At the end of the day, I am reminded this could all be escaped from if I just threw my phone in the ocean. That would be cool too. I engage with the algorithm a lot less these days but it still finds ways to annoy me. I feel like whenever I’m on the Internet, it’s like pretending to get a joke you don’t get because I still don’t entirely understand it and I probably never will. It is difficult to comprehend the mindless consumerism of everything especially experiences that are meant to be understood and lived freely.

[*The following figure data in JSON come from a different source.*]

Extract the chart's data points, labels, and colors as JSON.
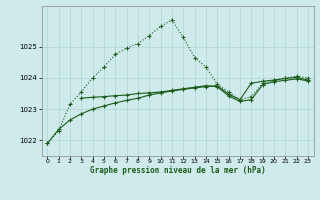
{
  "title": "Graphe pression niveau de la mer (hPa)",
  "bg_color": "#ceeaea",
  "grid_color": "#b0d4d4",
  "line_color": "#1a5c1a",
  "x_ticks": [
    0,
    1,
    2,
    3,
    4,
    5,
    6,
    7,
    8,
    9,
    10,
    11,
    12,
    13,
    14,
    15,
    16,
    17,
    18,
    19,
    20,
    21,
    22,
    23
  ],
  "y_ticks": [
    1022,
    1023,
    1024,
    1025
  ],
  "ylim": [
    1021.5,
    1026.3
  ],
  "xlim": [
    -0.5,
    23.5
  ],
  "line1_x": [
    0,
    1,
    2,
    3,
    4,
    5,
    6,
    7,
    8,
    9,
    10,
    11,
    12,
    13,
    14,
    15,
    16,
    17,
    18,
    19,
    20,
    21,
    22,
    23
  ],
  "line1_y": [
    1021.9,
    1022.3,
    1023.15,
    1023.55,
    1024.0,
    1024.35,
    1024.75,
    1024.95,
    1025.1,
    1025.35,
    1025.65,
    1025.85,
    1025.3,
    1024.65,
    1024.35,
    1023.8,
    1023.55,
    1023.3,
    1023.4,
    1023.82,
    1023.92,
    1024.0,
    1024.05,
    1024.0
  ],
  "line2_x": [
    3,
    4,
    5,
    6,
    7,
    8,
    9,
    10,
    11,
    12,
    13,
    14,
    15,
    16,
    17,
    18,
    19,
    20,
    21,
    22,
    23
  ],
  "line2_y": [
    1023.35,
    1023.38,
    1023.4,
    1023.43,
    1023.45,
    1023.5,
    1023.52,
    1023.55,
    1023.6,
    1023.65,
    1023.7,
    1023.75,
    1023.72,
    1023.42,
    1023.25,
    1023.3,
    1023.78,
    1023.88,
    1023.92,
    1023.97,
    1023.9
  ],
  "line3_x": [
    0,
    1,
    2,
    3,
    4,
    5,
    6,
    7,
    8,
    9,
    10,
    11,
    12,
    13,
    14,
    15,
    16,
    17,
    18,
    19,
    20,
    21,
    22,
    23
  ],
  "line3_y": [
    1021.9,
    1022.35,
    1022.65,
    1022.85,
    1023.0,
    1023.1,
    1023.2,
    1023.28,
    1023.35,
    1023.45,
    1023.52,
    1023.58,
    1023.63,
    1023.68,
    1023.72,
    1023.75,
    1023.48,
    1023.3,
    1023.83,
    1023.89,
    1023.93,
    1023.98,
    1024.02,
    1023.93
  ]
}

I hate that everyone has gotten obsessed with labelling and the futile misconception of every perceived social/cultural deviation as a micro-category under the guise of '“progressiveness”. The divisiveness only serves the algorithm, it only seeks to perpetuate the commodification of ourselves and fuels the algorithmically driven echo chamber in its journey to retrieve as much data about you as possible. Why don’t we just abolish all that shit and get weird with it under communism?